For domestic rules adherence, we managed the implementation of the counterparty scorecard project, delivering a Basel-compliant wholesale customer scoring tool that was more in line with an industry best practice of modeling with quantitative factors. We designed, developed and managed the solution for historical reporting, credit parameter model validation and QIS, delivering a terabyte-scale data replication platform for near real-time data access. As experts on their data architecture and credit modeling, we provided advisory services on strategies for effective implementation of their favored A-IRB calculation methods.

In addition, we compiled and delivered functional training sessions, by asset category, on the chosen A-IRB modeling techniques under Basel II. The training sessions provided a financial interpretation of each group of exposures, a description of where related data originates and resides in the warehouse, the benefits of the chosen calculation model, the calculations performed, and the expected capital results, with every training participant receiving a training manual for ongoing reference. We also provided market commentary on why credit risk was relevant for each category of exposure, often submitting anecdotes relating the client’s portfolio to events that transpired during the global credit crisis.

RESULTS

Heading into 2008, our client faced high hurdles: standardized foreign compliance reporting, an effort to decipher and implement the final Basel II rules in the U.S. in a compressed time-frame, and stabilization of a temperamental technical platform supporting both initiatives.

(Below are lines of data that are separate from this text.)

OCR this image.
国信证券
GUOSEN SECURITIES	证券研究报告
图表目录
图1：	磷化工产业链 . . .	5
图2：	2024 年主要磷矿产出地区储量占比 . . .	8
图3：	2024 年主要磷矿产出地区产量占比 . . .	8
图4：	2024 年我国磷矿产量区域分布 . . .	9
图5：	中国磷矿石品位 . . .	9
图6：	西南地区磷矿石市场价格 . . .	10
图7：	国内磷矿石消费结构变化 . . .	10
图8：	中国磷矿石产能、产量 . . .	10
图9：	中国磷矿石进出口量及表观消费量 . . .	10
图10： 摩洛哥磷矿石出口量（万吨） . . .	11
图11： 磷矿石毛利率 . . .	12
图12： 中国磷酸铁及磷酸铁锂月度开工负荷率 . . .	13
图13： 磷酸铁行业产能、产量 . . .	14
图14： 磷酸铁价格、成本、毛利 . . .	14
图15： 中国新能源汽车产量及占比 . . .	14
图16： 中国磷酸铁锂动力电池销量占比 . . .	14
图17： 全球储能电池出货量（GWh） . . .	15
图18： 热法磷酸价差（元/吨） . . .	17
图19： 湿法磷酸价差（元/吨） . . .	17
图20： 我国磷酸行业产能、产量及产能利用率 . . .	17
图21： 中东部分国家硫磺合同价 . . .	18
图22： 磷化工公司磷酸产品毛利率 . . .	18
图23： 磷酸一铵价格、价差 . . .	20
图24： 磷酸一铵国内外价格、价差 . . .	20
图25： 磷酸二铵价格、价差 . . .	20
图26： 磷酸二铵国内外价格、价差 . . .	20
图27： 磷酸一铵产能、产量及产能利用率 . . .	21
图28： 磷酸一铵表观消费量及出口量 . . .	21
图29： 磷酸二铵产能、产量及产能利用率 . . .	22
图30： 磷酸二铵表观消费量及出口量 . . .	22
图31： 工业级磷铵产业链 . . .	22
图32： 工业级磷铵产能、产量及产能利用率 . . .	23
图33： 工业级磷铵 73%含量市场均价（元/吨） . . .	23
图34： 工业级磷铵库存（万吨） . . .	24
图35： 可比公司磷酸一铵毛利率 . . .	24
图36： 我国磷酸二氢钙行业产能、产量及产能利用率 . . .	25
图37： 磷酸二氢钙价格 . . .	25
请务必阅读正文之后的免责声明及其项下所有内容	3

Our solutions helped surmount all of these hurdles, contributing to efficient daily reporting to the FSA, a robust credit modeling architecture for domestic compliance, and a reliable platform on which to operate both. As a result, our client met its foreign reporting deadlines, and began its domestic Basel II parallel run by the required ceiling date of 1st quarter 2010.

After over 6 years of effort, the client had met all of its initial Basel reporting requirements. eBIS was there throughout, generating ideas and engineering solutions to help reach their Basel II compliance goals. The beast moved slowly and the load was heavy, but it walked consistently in the right direction with a concerted effort by both our client and its consulting partners.